On the campaign's last day, Labor Party leader Amir Peretz handed out red carnations in Tel Aviv, while Benjamin Netanyahu, head of the rightist Likud Party, said prayers at the Western Wall, Judaism's holiest site. Kadima's No. 2, Foreign Minister Tzipi Livni, chatted with vendors at Jerusalem's main outdoor market, eating a strawberry one of them gave her.

Kadima, the centrist party formed by Prime Minister Ariel Sharon two months before he suffered a massive stroke that left him comatose, is promising divorce — not only from the Palestinians but also from old formulas of "land for peace" and the establishment of a "Greater Israel" incorporating conquered Arab lands.

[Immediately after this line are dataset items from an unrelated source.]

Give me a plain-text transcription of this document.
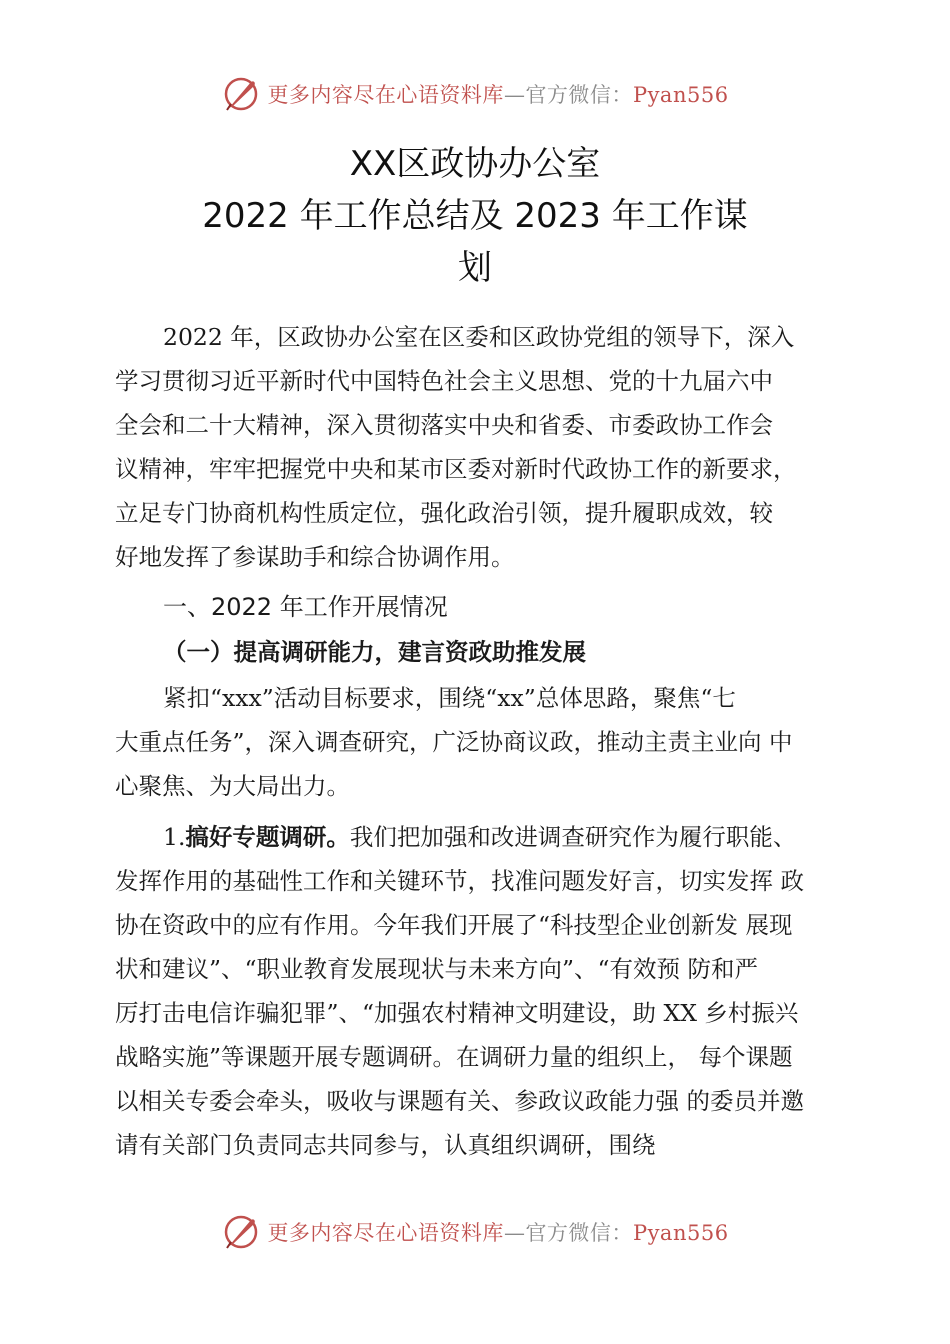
更多内容尽在心语资料库—官方微信：Pyan556
XX区政协办公室
2022 年工作总结及 2023 年工作谋
划
2022 年，区政协办公室在区委和区政协党组的领导下，深入
学习贯彻习近平新时代中国特色社会主义思想、党的十九届六中
全会和二十大精神，深入贯彻落实中央和省委、市委政协工作会
议精神，牢牢把握党中央和某市区委对新时代政协工作的新要求，
立足专门协商机构性质定位，强化政治引领，提升履职成效，较
好地发挥了参谋助手和综合协调作用。
一、2022 年工作开展情况
（一）提高调研能力，建言资政助推发展
紧扣“xxx”活动目标要求，围绕“xx”总体思路，聚焦“七
大重点任务”，深入调查研究，广泛协商议政，推动主责主业向 中
心聚焦、为大局出力。
1.搞好专题调研。我们把加强和改进调查研究作为履行职能、
发挥作用的基础性工作和关键环节，找准问题发好言，切实发挥 政
协在资政中的应有作用。今年我们开展了“科技型企业创新发 展现
状和建议”、“职业教育发展现状与未来方向”、“有效预 防和严
厉打击电信诈骗犯罪”、“加强农村精神文明建设，助 XX 乡村振兴
战略实施”等课题开展专题调研。在调研力量的组织上， 每个课题
以相关专委会牵头，吸收与课题有关、参政议政能力强 的委员并邀
请有关部门负责同志共同参与，认真组织调研，围绕
更多内容尽在心语资料库—官方微信：Pyan556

The lure of divorce has grown stronger in the wake of Hamas militants' rise to power in the Palestinian territories, fueling a go-it-alone approach that is fast becoming the defining characteristic of the Israeli-Palestinian conflict.

Sharon's main legacy has been to plant the idea that Israel need not wait for a formal peace treaty to separate from the Palestinians, and his successor, Olmert, has positioned himself as the man most likely to make that happen.

That helps explain why Olmert, a cigar-smoking former mayor of Jerusalem with a reputation for smugness, is expected to easily become Israel's next prime minister even though he's not particularly liked.

"The reason I believe that Kadima has persisted is because it was never about Sharon but about finally giving expression to the one political camp in this country that until now has been consistently underrepresented, the centrist majority that is hard-line on security but pragmatic on territory," said Yossi Klein Halevi, a senior fellow at the Shalem Center think tank in Jerusalem.

After Sharon's Jan. 4 stroke, poll numbers showed Kadima winning about 40 of the 120 parliament seats up for grabs. That number has dropped to 35 seats or less, according to most polls, with the left-of-center Labor Party coming in second with around 20 seats and Likud a distant third with about a dozen seats — a stunning decline for the party that ruled Israel for most of the past three decades.

With Israel's traditional right-left divide largely replaced by an emerging consensus on the need to "disengage" from the Palestinians — and with Kadima considered a shoo-in for forming the next government — the elections have been described as the dullest in Israeli history.

But many questions remain unanswered:

— Will right-wing parties, aligned with religious forces, be able to pull off a last-minute upset, forming a "blocking majority" of 60 seats instead of the 52 or so predicted by current polls?

— Will left-wing parties win enough seats to force Kadima to take a softer stance toward the Palestinians, perhaps altering plans to incorporate large swaths of West Bank territory in any future pullback?

— Will Kadima need to rely on Arab parties to form a ruling coalition?

— Will Olmert ask Avigdor Lieberman, head of a surging right-wing party that advocates redrawing borders to exclude Arab citizens from Israeli territory, to join a coalition?

Olmert made it clear in pre-election interviews that he planned to withdraw from much of the West Bank and draw Israel's final borders within four years, a surprising deviation from previous candidates who kept post-vote policy plans deliberately vague.

But in the absence of peace talks, few expect Olmert's borders to look anything like the kind of state Palestinians envision for themselves, with expanded Israeli settlement blocs jutting far into the West Bank.

"Kadima is certainly a party of unilateralism and of singlehandedly dictating the borders of both states," said Palestinian lawmaker Hanan Ashrawi. "We don't see that there is any peace movement or camp in Israel that is emerging in order to accept the requirements of a two-state solution and of a negotiated settlement based on international law."